In other words, Clinton showed the Fox TV bushwhackers that they had overplayed their hand, and for a moment viewers saw television that was in fact providing real news. He was mad as hell! No fooling here, Clinton was livid; he wasn’t going to take it any more!

Good.

It’s about time that a clear, strong, principled, intelligent person could rail against this style of asking one sided questions, posed in a setting that is so obviously contrived to make conservative "news" seem like reality.

All the Democrats have been tiptoeing around almost every issue for years. In the process, they have given up even their right to speak out against Bush and his Constitution-contortionism government. They have fallen almost silent. Think of that; it is very perilous.

Why, amazingly, the Democratic Party hierarchy seems still bent on trying on candidates to see which will fit. But what Democratic candidates need to do is get as mad as Bill Clinton.

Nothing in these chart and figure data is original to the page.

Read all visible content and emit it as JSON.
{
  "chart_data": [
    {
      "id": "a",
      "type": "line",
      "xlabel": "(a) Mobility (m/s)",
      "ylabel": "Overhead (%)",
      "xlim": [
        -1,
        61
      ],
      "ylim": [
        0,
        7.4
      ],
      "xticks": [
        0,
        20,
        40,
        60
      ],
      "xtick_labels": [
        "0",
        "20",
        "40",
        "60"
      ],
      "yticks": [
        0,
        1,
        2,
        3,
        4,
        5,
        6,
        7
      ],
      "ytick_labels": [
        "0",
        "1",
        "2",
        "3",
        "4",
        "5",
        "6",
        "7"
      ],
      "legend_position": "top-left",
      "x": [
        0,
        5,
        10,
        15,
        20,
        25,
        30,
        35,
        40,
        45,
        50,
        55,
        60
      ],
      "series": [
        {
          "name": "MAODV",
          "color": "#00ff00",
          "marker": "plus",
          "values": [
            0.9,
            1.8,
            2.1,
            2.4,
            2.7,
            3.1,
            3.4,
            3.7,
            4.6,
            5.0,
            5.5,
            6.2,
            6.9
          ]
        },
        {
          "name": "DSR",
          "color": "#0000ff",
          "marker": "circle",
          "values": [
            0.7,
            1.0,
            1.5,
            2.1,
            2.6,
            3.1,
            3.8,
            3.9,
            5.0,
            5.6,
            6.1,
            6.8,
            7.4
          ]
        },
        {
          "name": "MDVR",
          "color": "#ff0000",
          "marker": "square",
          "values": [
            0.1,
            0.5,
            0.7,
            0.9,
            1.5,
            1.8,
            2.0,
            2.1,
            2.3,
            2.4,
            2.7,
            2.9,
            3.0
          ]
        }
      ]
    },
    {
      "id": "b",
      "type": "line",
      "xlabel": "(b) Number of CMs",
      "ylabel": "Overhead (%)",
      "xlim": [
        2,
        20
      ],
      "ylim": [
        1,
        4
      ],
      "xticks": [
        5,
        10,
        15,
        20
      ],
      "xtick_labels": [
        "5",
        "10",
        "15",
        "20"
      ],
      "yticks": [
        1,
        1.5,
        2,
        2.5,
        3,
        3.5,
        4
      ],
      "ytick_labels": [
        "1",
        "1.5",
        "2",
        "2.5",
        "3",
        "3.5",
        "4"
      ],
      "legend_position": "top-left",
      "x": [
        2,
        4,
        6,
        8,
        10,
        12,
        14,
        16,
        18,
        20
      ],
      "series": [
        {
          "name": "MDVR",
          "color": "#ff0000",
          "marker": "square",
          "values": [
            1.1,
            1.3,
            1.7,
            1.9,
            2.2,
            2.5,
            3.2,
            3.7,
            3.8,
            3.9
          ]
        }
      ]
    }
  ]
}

That is what is missing with all the would-be candidates – they need to get damned angry. Sure, all the Democrats will ask for serious plans and numbers and studies and the like. But what the candidates need to convey to the voters is that the current regime of George Bush is a threatening, dangerous, wall-eyed, deaf, unconstitutional government that is coming very close to usurping the American spirit and replacing it with fear.

If that does not make you mad, you have gone over to the other side already.

Clinton showed there might still be some life to the opposition after all.

Fox executives may gloat, but it’s a hollow sound.

Amazingly, Fox News chief Roger Ailes had the gall to proclaim that Clinton’s response to the Bin Laden question was "an assault on all journalists."

No, Ailes’ observation is the assault on all journalists.

Clinton answered truthfully.

In fact, maybe he wasn’t being foolish in going on Fox at all. Perhaps he did his nation, and all Americans, a great service.